The goons stay at the door, as does Ferret-face. I walk in, hearing the door click closed behind me. Anna’s fallen asleep in my arms—car rides seem to do that to her.
I walk to the front of the room, but don’t take the chair. I study the three men in front of me, trying to get a feel for just what I’ve gotten myself into before I open my mouth and probably make things worse. Hey, knowing your weaknesses is a strength.

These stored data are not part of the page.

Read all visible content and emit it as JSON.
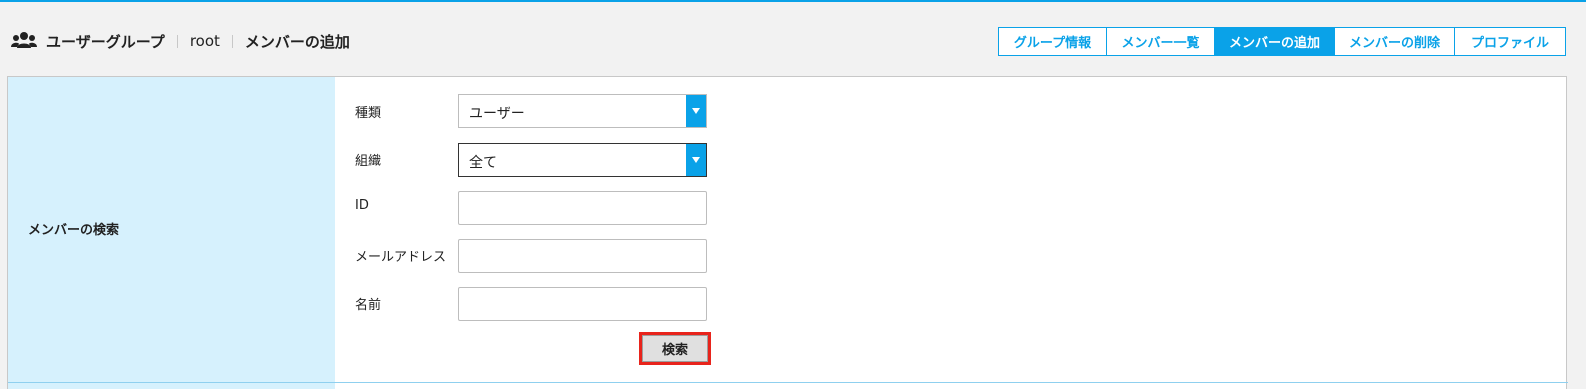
{
  "breadcrumb": {
    "icon": "users-icon",
    "group_label": "ユーザーグループ",
    "group_name": "root",
    "current_page": "メンバーの追加"
  },
  "tabs": [
    {
      "label": "グループ情報",
      "active": false
    },
    {
      "label": "メンバー一覧",
      "active": false
    },
    {
      "label": "メンバーの追加",
      "active": true
    },
    {
      "label": "メンバーの削除",
      "active": false
    },
    {
      "label": "プロファイル",
      "active": false
    }
  ],
  "search_section": {
    "title": "メンバーの検索",
    "fields": {
      "type": {
        "label": "種類",
        "value": "ユーザー"
      },
      "org": {
        "label": "組織",
        "value": "全て"
      },
      "id": {
        "label": "ID",
        "value": ""
      },
      "email": {
        "label": "メールアドレス",
        "value": ""
      },
      "name": {
        "label": "名前",
        "value": ""
      }
    },
    "search_button": "検索"
  },
  "colors": {
    "accent": "#0aa2e8",
    "left_panel_bg": "#d6f1fd",
    "highlight": "#e8241c"
  }
}
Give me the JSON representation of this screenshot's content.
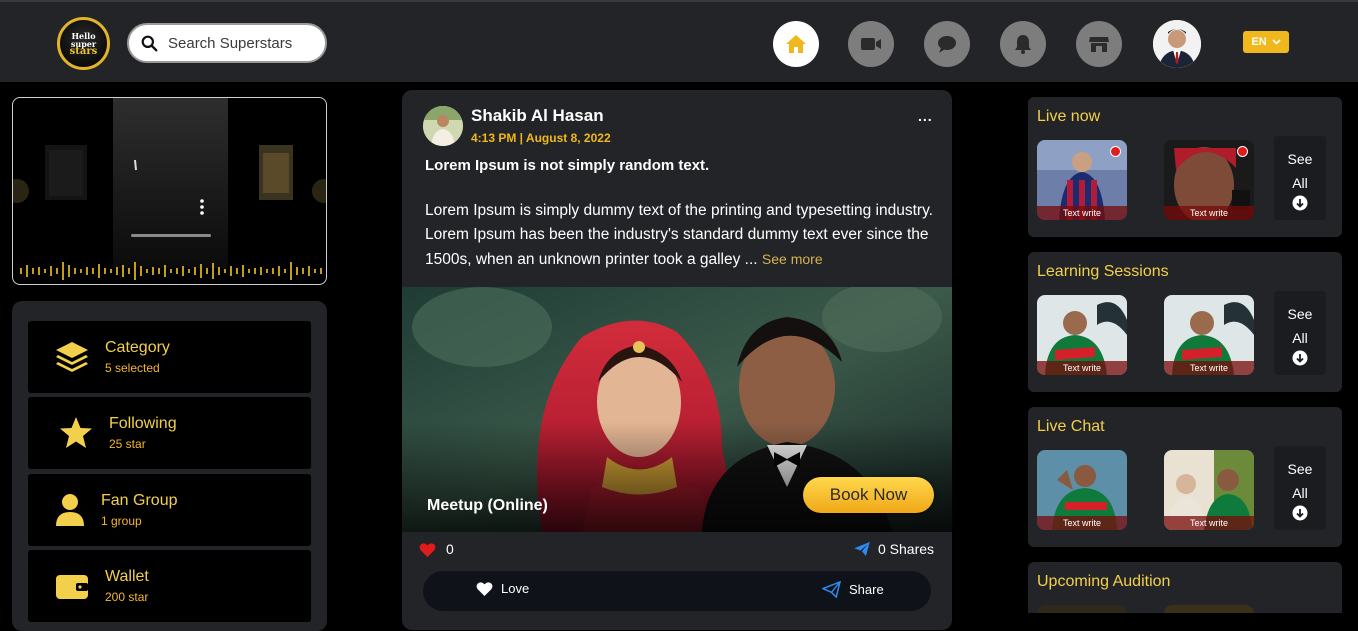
{
  "header": {
    "logo_line1": "Hello",
    "logo_line2": "super",
    "logo_line3": "stars",
    "search_placeholder": "Search Superstars",
    "lang": "EN"
  },
  "sidebar": {
    "items": [
      {
        "title": "Category",
        "sub": "5 selected",
        "icon": "layers-icon"
      },
      {
        "title": "Following",
        "sub": "25 star",
        "icon": "star-icon"
      },
      {
        "title": "Fan Group",
        "sub": "1 group",
        "icon": "user-icon"
      },
      {
        "title": "Wallet",
        "sub": "200 star",
        "icon": "wallet-icon"
      }
    ]
  },
  "post": {
    "author": "Shakib Al Hasan",
    "date": "4:13 PM | August 8, 2022",
    "more": "...",
    "title": "Lorem Ipsum is not simply random text.",
    "body": "Lorem Ipsum is simply dummy text of the printing and typesetting industry. Lorem Ipsum has been the industry's standard dummy text ever since the 1500s, when an unknown printer took a galley ...",
    "see_more": "See more",
    "image_caption": "Meetup (Online)",
    "book_label": "Book Now",
    "likes": "0",
    "shares": "0 Shares",
    "love_label": "Love",
    "share_label": "Share"
  },
  "right": {
    "live_now": {
      "title": "Live now",
      "thumbs": [
        "Text write",
        "Text write"
      ],
      "see": "See",
      "all": "All"
    },
    "learning": {
      "title": "Learning Sessions",
      "thumbs": [
        "Text write",
        "Text write"
      ],
      "see": "See",
      "all": "All"
    },
    "live_chat": {
      "title": "Live Chat",
      "thumbs": [
        "Text write",
        "Text write"
      ],
      "see": "See",
      "all": "All"
    },
    "audition": {
      "title": "Upcoming Audition"
    }
  },
  "colors": {
    "accent": "#f0b81c",
    "panel": "#232427",
    "gold_text": "#f3d04b"
  }
}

Don’t see that many fat thropes, but I guess the guy on the end has been putting away the pasta as well as the veal. He spills out of his seat on either side, dressed in what seems to be a velvet tracksuit of deep purple, with matching leather loafers. He’s got a jowly face, thick lips, and a shiny black pompadour in an oily, frozen tidal wave on top of his head. This is what Elvis would look like if he’d retired and gone into the fried chicken business.
The second guy is wearing a sharkskin suit in a dark gray, the body inside it lean and muscular. He’s tall, pale as a hemovore, and has only the barest dark fuzz covering his bony scalp. He makes up for that with a pair of bushy black eyebrows, waxed into curving points like devil horns.
Number three looks like an aging football player—wide shoulders, gut starting to bulge, thick arms ending in big hands. He’s got salt-and-pepper hair, neatly combed back. He’s wearing a suit, a simple black number with a thin tie, like he’s on his way to a funeral. Hope it isn’t mine.
“Miss Valchek,” number three says. Deep, rumbly voice. “Thank you for joining us on such short notice. My name is Dino. This is Louie”—he indicates Mr. Sharkskin—“and Atticus.”
“Atticus?”
The fat guy shrugs. “To Kill a Mockingbird was my mom’s favorite book. Whatta you gonna do?”